BALTIMORE (WJZ)-- One of Baltimore's biggest arteries is getting a closer look. Engineers are set to zero in on the number of crashes on I-83 and how they can be prevented.
The winding shape of 83 certainly doesn't help with this problem, but they're enlisting help to find out why so many crashes occur on this stretch of road.
"It's making me shake up right now because it's just crazy!" said driver Hope Burley.
For Burley, a drive down interstate 83 brings back terrifying memories.
"My car spun, hydroplaned, turned around on me. And I was facing oncoming traffic," she said.
She's part of about 260 drivers who crash on 83 every year. Some of them stop traffic in its tracks for hours.

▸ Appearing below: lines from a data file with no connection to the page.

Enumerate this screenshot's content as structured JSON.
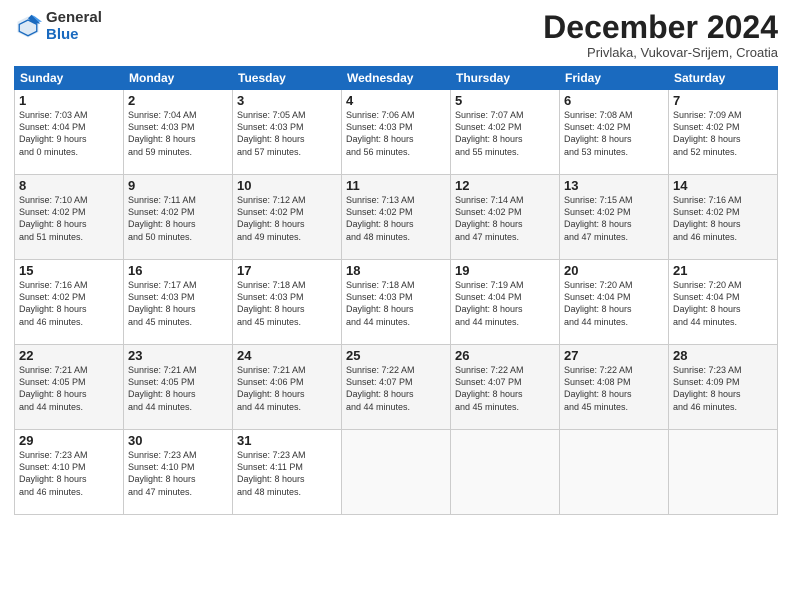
{
  "logo": {
    "general": "General",
    "blue": "Blue"
  },
  "header": {
    "title": "December 2024",
    "subtitle": "Privlaka, Vukovar-Srijem, Croatia"
  },
  "weekdays": [
    "Sunday",
    "Monday",
    "Tuesday",
    "Wednesday",
    "Thursday",
    "Friday",
    "Saturday"
  ],
  "weeks": [
    [
      {
        "day": "1",
        "info": "Sunrise: 7:03 AM\nSunset: 4:04 PM\nDaylight: 9 hours\nand 0 minutes."
      },
      {
        "day": "2",
        "info": "Sunrise: 7:04 AM\nSunset: 4:03 PM\nDaylight: 8 hours\nand 59 minutes."
      },
      {
        "day": "3",
        "info": "Sunrise: 7:05 AM\nSunset: 4:03 PM\nDaylight: 8 hours\nand 57 minutes."
      },
      {
        "day": "4",
        "info": "Sunrise: 7:06 AM\nSunset: 4:03 PM\nDaylight: 8 hours\nand 56 minutes."
      },
      {
        "day": "5",
        "info": "Sunrise: 7:07 AM\nSunset: 4:02 PM\nDaylight: 8 hours\nand 55 minutes."
      },
      {
        "day": "6",
        "info": "Sunrise: 7:08 AM\nSunset: 4:02 PM\nDaylight: 8 hours\nand 53 minutes."
      },
      {
        "day": "7",
        "info": "Sunrise: 7:09 AM\nSunset: 4:02 PM\nDaylight: 8 hours\nand 52 minutes."
      }
    ],
    [
      {
        "day": "8",
        "info": "Sunrise: 7:10 AM\nSunset: 4:02 PM\nDaylight: 8 hours\nand 51 minutes."
      },
      {
        "day": "9",
        "info": "Sunrise: 7:11 AM\nSunset: 4:02 PM\nDaylight: 8 hours\nand 50 minutes."
      },
      {
        "day": "10",
        "info": "Sunrise: 7:12 AM\nSunset: 4:02 PM\nDaylight: 8 hours\nand 49 minutes."
      },
      {
        "day": "11",
        "info": "Sunrise: 7:13 AM\nSunset: 4:02 PM\nDaylight: 8 hours\nand 48 minutes."
      },
      {
        "day": "12",
        "info": "Sunrise: 7:14 AM\nSunset: 4:02 PM\nDaylight: 8 hours\nand 47 minutes."
      },
      {
        "day": "13",
        "info": "Sunrise: 7:15 AM\nSunset: 4:02 PM\nDaylight: 8 hours\nand 47 minutes."
      },
      {
        "day": "14",
        "info": "Sunrise: 7:16 AM\nSunset: 4:02 PM\nDaylight: 8 hours\nand 46 minutes."
      }
    ],
    [
      {
        "day": "15",
        "info": "Sunrise: 7:16 AM\nSunset: 4:02 PM\nDaylight: 8 hours\nand 46 minutes."
      },
      {
        "day": "16",
        "info": "Sunrise: 7:17 AM\nSunset: 4:03 PM\nDaylight: 8 hours\nand 45 minutes."
      },
      {
        "day": "17",
        "info": "Sunrise: 7:18 AM\nSunset: 4:03 PM\nDaylight: 8 hours\nand 45 minutes."
      },
      {
        "day": "18",
        "info": "Sunrise: 7:18 AM\nSunset: 4:03 PM\nDaylight: 8 hours\nand 44 minutes."
      },
      {
        "day": "19",
        "info": "Sunrise: 7:19 AM\nSunset: 4:04 PM\nDaylight: 8 hours\nand 44 minutes."
      },
      {
        "day": "20",
        "info": "Sunrise: 7:20 AM\nSunset: 4:04 PM\nDaylight: 8 hours\nand 44 minutes."
      },
      {
        "day": "21",
        "info": "Sunrise: 7:20 AM\nSunset: 4:04 PM\nDaylight: 8 hours\nand 44 minutes."
      }
    ],
    [
      {
        "day": "22",
        "info": "Sunrise: 7:21 AM\nSunset: 4:05 PM\nDaylight: 8 hours\nand 44 minutes."
      },
      {
        "day": "23",
        "info": "Sunrise: 7:21 AM\nSunset: 4:05 PM\nDaylight: 8 hours\nand 44 minutes."
      },
      {
        "day": "24",
        "info": "Sunrise: 7:21 AM\nSunset: 4:06 PM\nDaylight: 8 hours\nand 44 minutes."
      },
      {
        "day": "25",
        "info": "Sunrise: 7:22 AM\nSunset: 4:07 PM\nDaylight: 8 hours\nand 44 minutes."
      },
      {
        "day": "26",
        "info": "Sunrise: 7:22 AM\nSunset: 4:07 PM\nDaylight: 8 hours\nand 45 minutes."
      },
      {
        "day": "27",
        "info": "Sunrise: 7:22 AM\nSunset: 4:08 PM\nDaylight: 8 hours\nand 45 minutes."
      },
      {
        "day": "28",
        "info": "Sunrise: 7:23 AM\nSunset: 4:09 PM\nDaylight: 8 hours\nand 46 minutes."
      }
    ],
    [
      {
        "day": "29",
        "info": "Sunrise: 7:23 AM\nSunset: 4:10 PM\nDaylight: 8 hours\nand 46 minutes."
      },
      {
        "day": "30",
        "info": "Sunrise: 7:23 AM\nSunset: 4:10 PM\nDaylight: 8 hours\nand 47 minutes."
      },
      {
        "day": "31",
        "info": "Sunrise: 7:23 AM\nSunset: 4:11 PM\nDaylight: 8 hours\nand 48 minutes."
      },
      {
        "day": "",
        "info": ""
      },
      {
        "day": "",
        "info": ""
      },
      {
        "day": "",
        "info": ""
      },
      {
        "day": "",
        "info": ""
      }
    ]
  ]
}
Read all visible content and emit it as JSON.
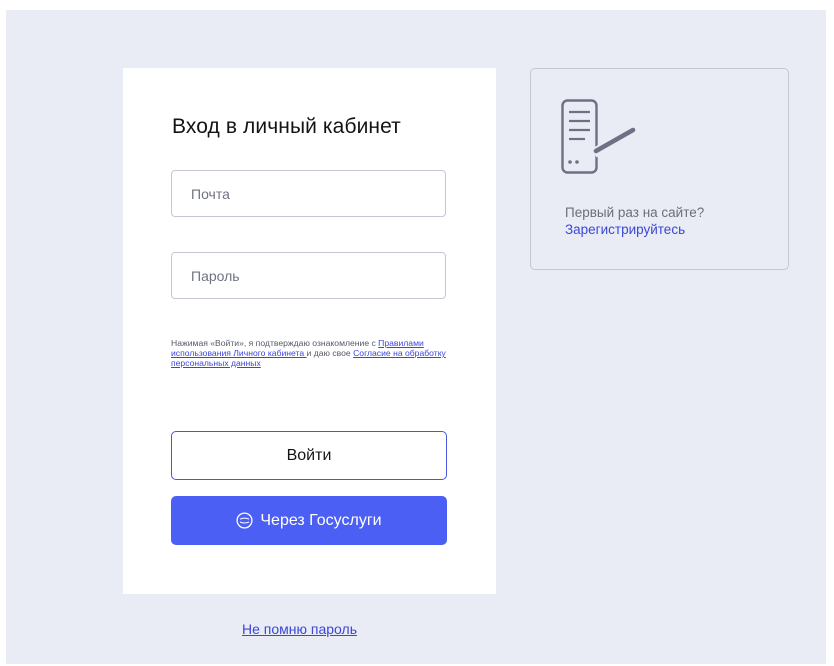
{
  "login": {
    "title": "Вход в личный кабинет",
    "email_placeholder": "Почта",
    "password_placeholder": "Пароль",
    "consent": {
      "prefix": "Нажимая «Войти», я подтверждаю ознакомление с",
      "rules_link": "Правилами использования Личного кабинета ",
      "middle": "и даю свое",
      "agreement_link": "Согласие на обработку персональных данных"
    },
    "login_button": "Войти",
    "gosuslugi_button": "Через Госуслуги",
    "gosuslugi_icon": "gosuslugi-logo-icon"
  },
  "register": {
    "icon": "document-edit-icon",
    "question": "Первый раз на сайте?",
    "link": "Зарегистрируйтесь"
  },
  "forgot_password": "Не помню пароль",
  "colors": {
    "background": "#e9ecf4",
    "accent": "#4b5ff5",
    "link": "#3b47d8",
    "border": "#c5c8d3"
  }
}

On a highway that serves more than 100,000 cars and trucks every day.
"There may be innovative sign treatments, markings treatments," said Frank murphy, acting director of transportation.
Baltimore's transportation officials hope a new $65,000 study will help find solutions to the number of crashes.
The speed limit on most of 83 is below 60 miles per hour, because of its design. But that doesn't always slow drivers down.
"We're looking at the whole stretch, but the area that seems to be of most interest is the area between cold spring lane and 28th street," said Murphy.
A two-mile stretch is where the curves are the sharpest and where most crashes happen.
The same place Burley totaled her car last year.
"It's so smooth going down 83, so it's just like, 'alright I'm cruising,' but no, those curves hit you and they hit you fast," said Burley.
Now, she's taking it slow along a dangerous stretch of road. There's no word yet on when the study will be complet but transportation officials already know this issue has a lot to do with speed and drivers distracted during rush hour.
Monday night, the Baltimore City Council adopted a resolution asking state police to patrol parts of I-83 into the City, to allow City police to spend more time in neighborhoods.